The universal (exponential) property of $Y^B\times B\xrightarrow{\mathrm{ev}_{B,Y}}Y$ is this: For every $X$ and each map $f\colon X\times B\to Y$ there exists a unique $[f]\colon X\to Y^B$ such that the composition
$$X\times B\xrightarrow{[f]\times\mathrm{id}_B}Y^B\times B\xrightarrow{\mathrm{ev}_{B,Y}}Y$$
equals $f$.
I'd rather conflict with the OP's notation than with mine above.
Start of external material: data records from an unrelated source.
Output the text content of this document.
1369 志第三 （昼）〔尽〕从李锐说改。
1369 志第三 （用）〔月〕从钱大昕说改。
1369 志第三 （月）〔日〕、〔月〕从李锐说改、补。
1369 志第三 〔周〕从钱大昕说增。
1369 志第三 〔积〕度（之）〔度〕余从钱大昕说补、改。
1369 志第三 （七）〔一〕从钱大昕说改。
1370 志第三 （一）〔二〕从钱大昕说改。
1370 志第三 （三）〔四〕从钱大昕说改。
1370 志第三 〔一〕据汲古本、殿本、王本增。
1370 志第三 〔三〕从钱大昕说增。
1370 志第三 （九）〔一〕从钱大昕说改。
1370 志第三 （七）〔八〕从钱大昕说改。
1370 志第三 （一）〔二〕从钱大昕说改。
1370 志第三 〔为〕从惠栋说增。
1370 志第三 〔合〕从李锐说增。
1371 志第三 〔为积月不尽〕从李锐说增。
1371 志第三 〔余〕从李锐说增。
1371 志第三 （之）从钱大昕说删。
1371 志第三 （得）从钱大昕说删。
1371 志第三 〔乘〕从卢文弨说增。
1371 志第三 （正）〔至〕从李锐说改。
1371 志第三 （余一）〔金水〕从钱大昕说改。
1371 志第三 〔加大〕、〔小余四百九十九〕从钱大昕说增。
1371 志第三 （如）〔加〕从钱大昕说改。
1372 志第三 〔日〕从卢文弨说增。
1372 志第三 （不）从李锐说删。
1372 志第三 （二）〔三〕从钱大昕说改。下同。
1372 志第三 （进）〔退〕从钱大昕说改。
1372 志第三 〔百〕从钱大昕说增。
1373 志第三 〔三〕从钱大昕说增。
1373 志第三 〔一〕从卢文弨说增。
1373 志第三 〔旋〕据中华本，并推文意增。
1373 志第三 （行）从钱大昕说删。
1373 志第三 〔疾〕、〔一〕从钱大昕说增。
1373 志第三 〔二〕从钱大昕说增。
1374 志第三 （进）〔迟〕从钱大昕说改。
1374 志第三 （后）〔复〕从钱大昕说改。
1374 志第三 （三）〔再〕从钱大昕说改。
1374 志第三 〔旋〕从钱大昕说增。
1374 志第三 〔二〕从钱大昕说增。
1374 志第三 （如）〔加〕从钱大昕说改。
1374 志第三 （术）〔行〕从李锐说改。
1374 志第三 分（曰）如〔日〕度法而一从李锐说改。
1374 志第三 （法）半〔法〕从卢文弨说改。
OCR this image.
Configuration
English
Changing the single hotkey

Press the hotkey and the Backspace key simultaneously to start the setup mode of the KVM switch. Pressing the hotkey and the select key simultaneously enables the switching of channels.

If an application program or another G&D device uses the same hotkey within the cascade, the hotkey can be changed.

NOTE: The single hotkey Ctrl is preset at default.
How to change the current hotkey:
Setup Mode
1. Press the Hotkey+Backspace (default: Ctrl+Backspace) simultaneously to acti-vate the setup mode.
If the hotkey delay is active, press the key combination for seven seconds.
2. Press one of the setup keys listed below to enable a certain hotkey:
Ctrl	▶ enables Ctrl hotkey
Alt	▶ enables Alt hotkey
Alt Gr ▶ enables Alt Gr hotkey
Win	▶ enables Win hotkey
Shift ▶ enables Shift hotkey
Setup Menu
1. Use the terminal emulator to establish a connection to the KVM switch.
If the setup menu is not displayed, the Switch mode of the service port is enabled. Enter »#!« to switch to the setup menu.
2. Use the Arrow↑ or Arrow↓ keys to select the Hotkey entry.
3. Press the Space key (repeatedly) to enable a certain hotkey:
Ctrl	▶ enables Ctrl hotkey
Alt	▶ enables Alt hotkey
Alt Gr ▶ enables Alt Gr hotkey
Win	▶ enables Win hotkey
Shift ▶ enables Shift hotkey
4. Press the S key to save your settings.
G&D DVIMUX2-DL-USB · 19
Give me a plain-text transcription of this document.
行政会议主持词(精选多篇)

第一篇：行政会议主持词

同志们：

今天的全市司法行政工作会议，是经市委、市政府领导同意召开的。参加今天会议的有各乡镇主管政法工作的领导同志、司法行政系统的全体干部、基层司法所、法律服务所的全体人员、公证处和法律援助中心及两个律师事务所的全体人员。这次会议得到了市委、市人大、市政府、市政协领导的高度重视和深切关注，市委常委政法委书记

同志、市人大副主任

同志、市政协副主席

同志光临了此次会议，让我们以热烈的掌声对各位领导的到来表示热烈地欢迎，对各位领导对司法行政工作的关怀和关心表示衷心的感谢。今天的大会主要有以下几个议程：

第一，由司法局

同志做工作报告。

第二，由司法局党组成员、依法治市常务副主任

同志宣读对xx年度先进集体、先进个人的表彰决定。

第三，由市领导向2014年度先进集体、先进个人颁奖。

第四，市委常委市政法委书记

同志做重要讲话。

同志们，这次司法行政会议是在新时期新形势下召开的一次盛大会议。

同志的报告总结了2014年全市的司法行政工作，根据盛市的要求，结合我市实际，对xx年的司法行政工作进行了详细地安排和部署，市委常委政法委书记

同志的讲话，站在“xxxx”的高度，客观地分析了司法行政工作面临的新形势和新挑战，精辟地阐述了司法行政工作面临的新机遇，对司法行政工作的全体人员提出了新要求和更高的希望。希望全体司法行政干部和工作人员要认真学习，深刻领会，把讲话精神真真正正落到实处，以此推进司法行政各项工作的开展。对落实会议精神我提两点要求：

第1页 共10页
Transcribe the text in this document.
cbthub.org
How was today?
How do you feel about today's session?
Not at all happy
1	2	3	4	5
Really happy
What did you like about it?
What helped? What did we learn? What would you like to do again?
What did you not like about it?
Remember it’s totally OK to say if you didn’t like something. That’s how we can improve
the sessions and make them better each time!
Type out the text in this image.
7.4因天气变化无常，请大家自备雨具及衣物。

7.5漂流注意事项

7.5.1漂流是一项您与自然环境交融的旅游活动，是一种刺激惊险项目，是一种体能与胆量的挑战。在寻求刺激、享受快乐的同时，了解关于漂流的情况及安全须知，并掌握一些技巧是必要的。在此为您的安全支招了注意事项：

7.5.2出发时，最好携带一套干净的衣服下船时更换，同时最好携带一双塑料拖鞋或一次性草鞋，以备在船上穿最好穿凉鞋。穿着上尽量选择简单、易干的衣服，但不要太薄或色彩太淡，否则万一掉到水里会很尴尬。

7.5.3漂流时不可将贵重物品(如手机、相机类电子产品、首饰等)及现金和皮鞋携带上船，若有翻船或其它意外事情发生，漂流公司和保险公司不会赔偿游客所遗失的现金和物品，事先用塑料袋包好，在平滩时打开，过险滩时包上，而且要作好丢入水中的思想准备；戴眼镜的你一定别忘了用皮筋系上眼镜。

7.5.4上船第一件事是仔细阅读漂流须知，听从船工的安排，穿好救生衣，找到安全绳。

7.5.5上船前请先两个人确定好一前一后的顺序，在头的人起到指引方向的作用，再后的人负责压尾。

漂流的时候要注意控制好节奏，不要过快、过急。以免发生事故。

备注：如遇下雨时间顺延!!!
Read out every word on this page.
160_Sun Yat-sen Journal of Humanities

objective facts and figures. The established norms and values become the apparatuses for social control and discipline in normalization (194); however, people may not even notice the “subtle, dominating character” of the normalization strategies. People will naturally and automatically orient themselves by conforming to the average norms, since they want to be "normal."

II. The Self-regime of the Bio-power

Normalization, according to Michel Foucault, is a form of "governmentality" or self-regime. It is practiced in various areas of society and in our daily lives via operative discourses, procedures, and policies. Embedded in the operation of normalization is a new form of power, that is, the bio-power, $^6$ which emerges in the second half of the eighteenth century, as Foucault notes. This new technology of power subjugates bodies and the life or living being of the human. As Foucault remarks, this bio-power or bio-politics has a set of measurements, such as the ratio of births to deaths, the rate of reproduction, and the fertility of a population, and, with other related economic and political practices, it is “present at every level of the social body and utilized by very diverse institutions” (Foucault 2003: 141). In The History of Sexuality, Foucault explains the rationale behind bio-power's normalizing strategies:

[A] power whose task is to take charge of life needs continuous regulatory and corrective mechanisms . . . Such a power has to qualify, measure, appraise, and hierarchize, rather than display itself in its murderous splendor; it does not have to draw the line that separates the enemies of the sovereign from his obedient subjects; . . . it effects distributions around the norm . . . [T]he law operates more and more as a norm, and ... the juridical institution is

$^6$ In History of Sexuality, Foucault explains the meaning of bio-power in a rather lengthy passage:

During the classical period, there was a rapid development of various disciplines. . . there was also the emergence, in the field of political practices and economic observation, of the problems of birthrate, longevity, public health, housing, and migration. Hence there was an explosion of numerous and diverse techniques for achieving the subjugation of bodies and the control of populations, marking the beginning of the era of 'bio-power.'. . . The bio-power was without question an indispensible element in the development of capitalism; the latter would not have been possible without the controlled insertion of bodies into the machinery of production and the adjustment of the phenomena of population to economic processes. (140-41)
Therefore, we define $f := \mathrm{ev}_{Y_1,Y_2}\circ(\mathrm{id}_{Y_2^{Y_1}}\times\mathrm{ev}_{B,Y_1})\colon Y_2^{Y_1}\times Y_1^{B}\times B\to Y_2$ and from the exponential property (where $X = Y_2^{Y_1}\times Y_1^{B}$ and $Y = Y_2$) we get $c := [f]$, the unique map $c\colon Y_2^{Y_1}\times Y_1^{B}\to Y_2^{B}$ making the above square diagram commute.
It remains to show that $c([h],[g]) = [h\circ g]$ for every pair of maps $g\colon B\to Y_1$ and $h\colon Y_1\to Y_2$ where $[g]\colon 1\to Y_1^B$ and $[h]\colon 1\to Y_2^{Y_1}$ are the unique maps such that
$$B \xrightarrow{[g]\times \mathrm{id}_B}Y_1^B\times B\xrightarrow{\mathrm{ev}_{B,Y_1}}Y_1$$
equals $g$ and
$${Y_1} \xrightarrow{[h]\times\mathrm{id}_{Y_1}} Y_2^{Y_1}\times Y_1\xrightarrow{\mathrm{ev}_{{Y_1},Y_2}}Y_2$$
equals $h$. Thus, $h\circ g\colon B\to Y_2$ equals
$$
B\to 1\times 1\times B
\xrightarrow{1\times [g]\times \mathrm{id}_B}1\times Y_1^B\times B
\xrightarrow{1\times \mathrm{ev}_{B,Y_1}}1\times Y_1
\xrightarrow{[h]\times \mathrm{id}_{Y_1}}Y_2^{Y_1}\times Y_1\xrightarrow{\mathrm{ev}_{{Y_1},Y_2}}Y_2
$$
and substituting identities gives
\begin{align*}
h\circ g &= (B\to  1\times 1\times B
\xrightarrow{[h]\times [g]\times \mathrm{id}_B}Y_2^{Y_1}\times Y_1^B\times B
\xrightarrow{\mathrm{id}_{Y_2^{Y_1}}\times \mathrm{ev}_{B,Y_1}}Y_2^{Y_1}\times Y_1
\xrightarrow{\mathrm{ev}_{{Y_1},Y_2}}Y_2)
\\&=
(B\to  1\times 1\times B
\xrightarrow{[h]\times [g]\times \mathrm{id}_B}Y_2^{Y_1}\times Y_1^B\times B
\xrightarrow{c\times\mathrm{id}_B}Y_2^{B}\times B
\xrightarrow{\mathrm{ev}_{B,Y_2}}Y_2)
\\&=
(B\to 1\times B
\xrightarrow{c([h]\times [g])\times \mathrm{id}_B}Y_2^{B}\times B
\xrightarrow{\mathrm{ev}_{B,Y_2}}Y_2).
\end{align*}
But this implies $c([h], [g]) = [h\circ g]$.